Re: Rooftop.
The party was bustling with people, loud and boisterous, and Jack felt more than a little out of place. He'd attended for one reason and one reason only - to wait and see if Alexander showed, despite his protests that his mind had changed.
He didn't join the dance floor. He'd taken a beer, and then wandered behind one of the skylights, watching people move with vague curiosity, searching the crowd for that all too familiar face. He felt calm, and still. The idea of killing a man should have bothered him, he was sure, should have made him nervous or morose, but it was all too easy by now, all too simple. No prison would ever hold Alexander for long, and they could prove nothing. No, he had to go.
He probed his emotions for something more, for guilt or distress, but there was nothing there.
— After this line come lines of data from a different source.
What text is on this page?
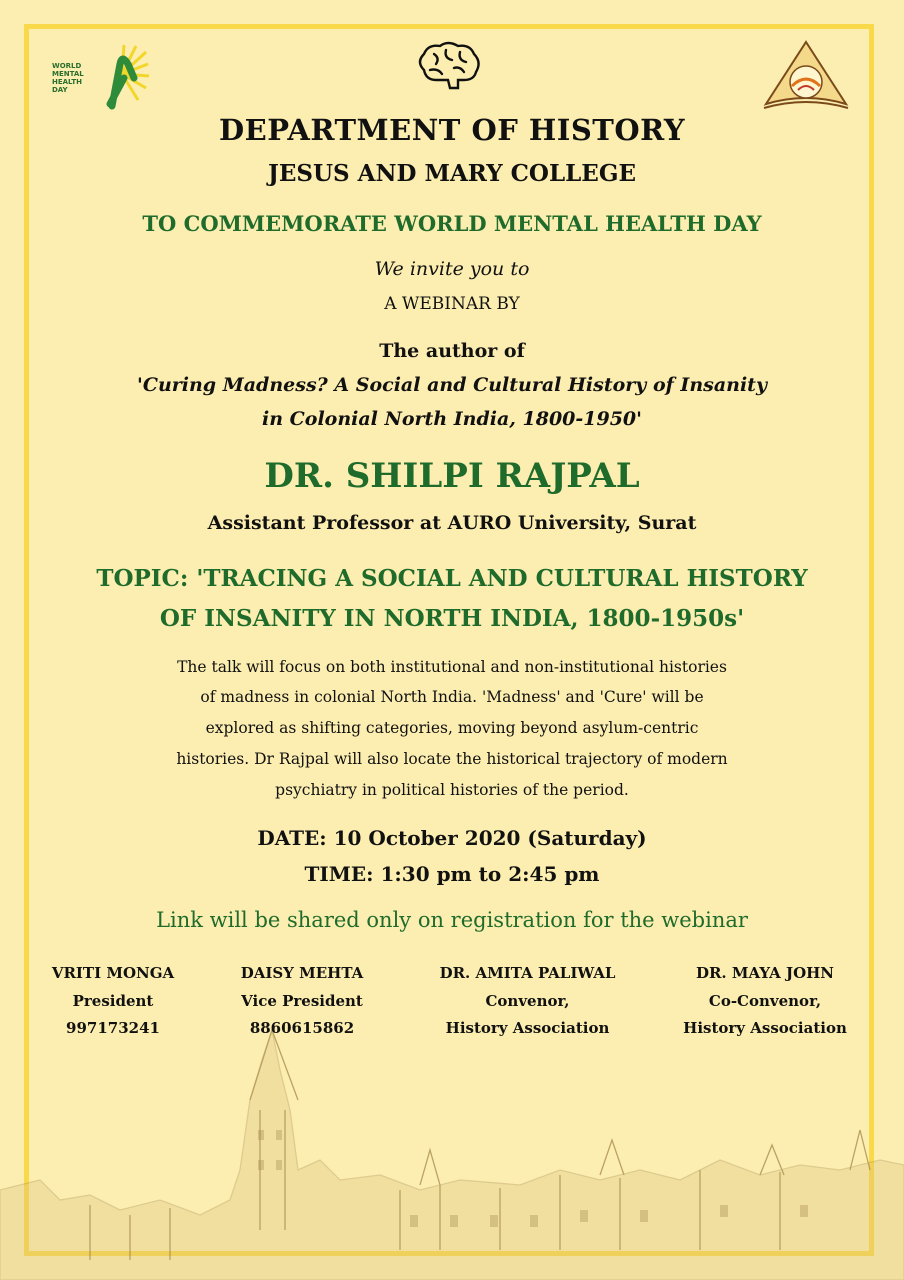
WORLD
MENTAL
HEALTH
DAY
DEPARTMENT OF HISTORY
JESUS AND MARY COLLEGE
TO COMMEMORATE WORLD MENTAL HEALTH DAY
We invite you to
A WEBINAR BY
The author of
'Curing Madness? A Social and Cultural History of Insanity
in Colonial North India, 1800-1950'
DR. SHILPI RAJPAL
Assistant Professor at AURO University, Surat
TOPIC: 'TRACING A SOCIAL AND CULTURAL HISTORY
OF INSANITY IN NORTH INDIA, 1800-1950s'
The talk will focus on both institutional and non-institutional histories
of madness in colonial North India. 'Madness' and 'Cure' will be
explored as shifting categories, moving beyond asylum-centric
histories. Dr Rajpal will also locate the historical trajectory of modern
psychiatry in political histories of the period.
DATE: 10 October 2020 (Saturday)
TIME: 1:30 pm to 2:45 pm
Link will be shared only on registration for the webinar
VRITI MONGA
President
997173241
DAISY MEHTA
Vice President
8860615862
DR. AMITA PALIWAL
Convenor,
History Association
DR. MAYA JOHN
Co-Convenor,
History Association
He hadn't really expected any more. He'd been a hollow man for some time - the only driving force in his life these days was his ability to make things better for others, whatever the cost to him. That numbness was dangerous, though, and there was always the chance it might lead him back down a dark road, but if he had to pay that price to stay the hands of friends who would carry the weight of killing heavier than he would, then so be it. It was just a drop of blood in the bucket, anyway.
Alright, so perhaps he was a bit morose, but wasn't he always, in one respect or another? He took a brief swallow of his beer, and as he dropped his hand and set it aside, he saw Brielle. He almost didn't recognize her. They'd only met in person a few times, but she'd certainly never worn anything like that. He didn't know if she saw him, out of the way as he was, tucked behind the skylight and sitting on the ground as tipsy partygoers filtered past him to press their hands on the plexiglass and, giggling, simulate the long jump. He took her in, and tried to account for where this sudden change might have sprung from.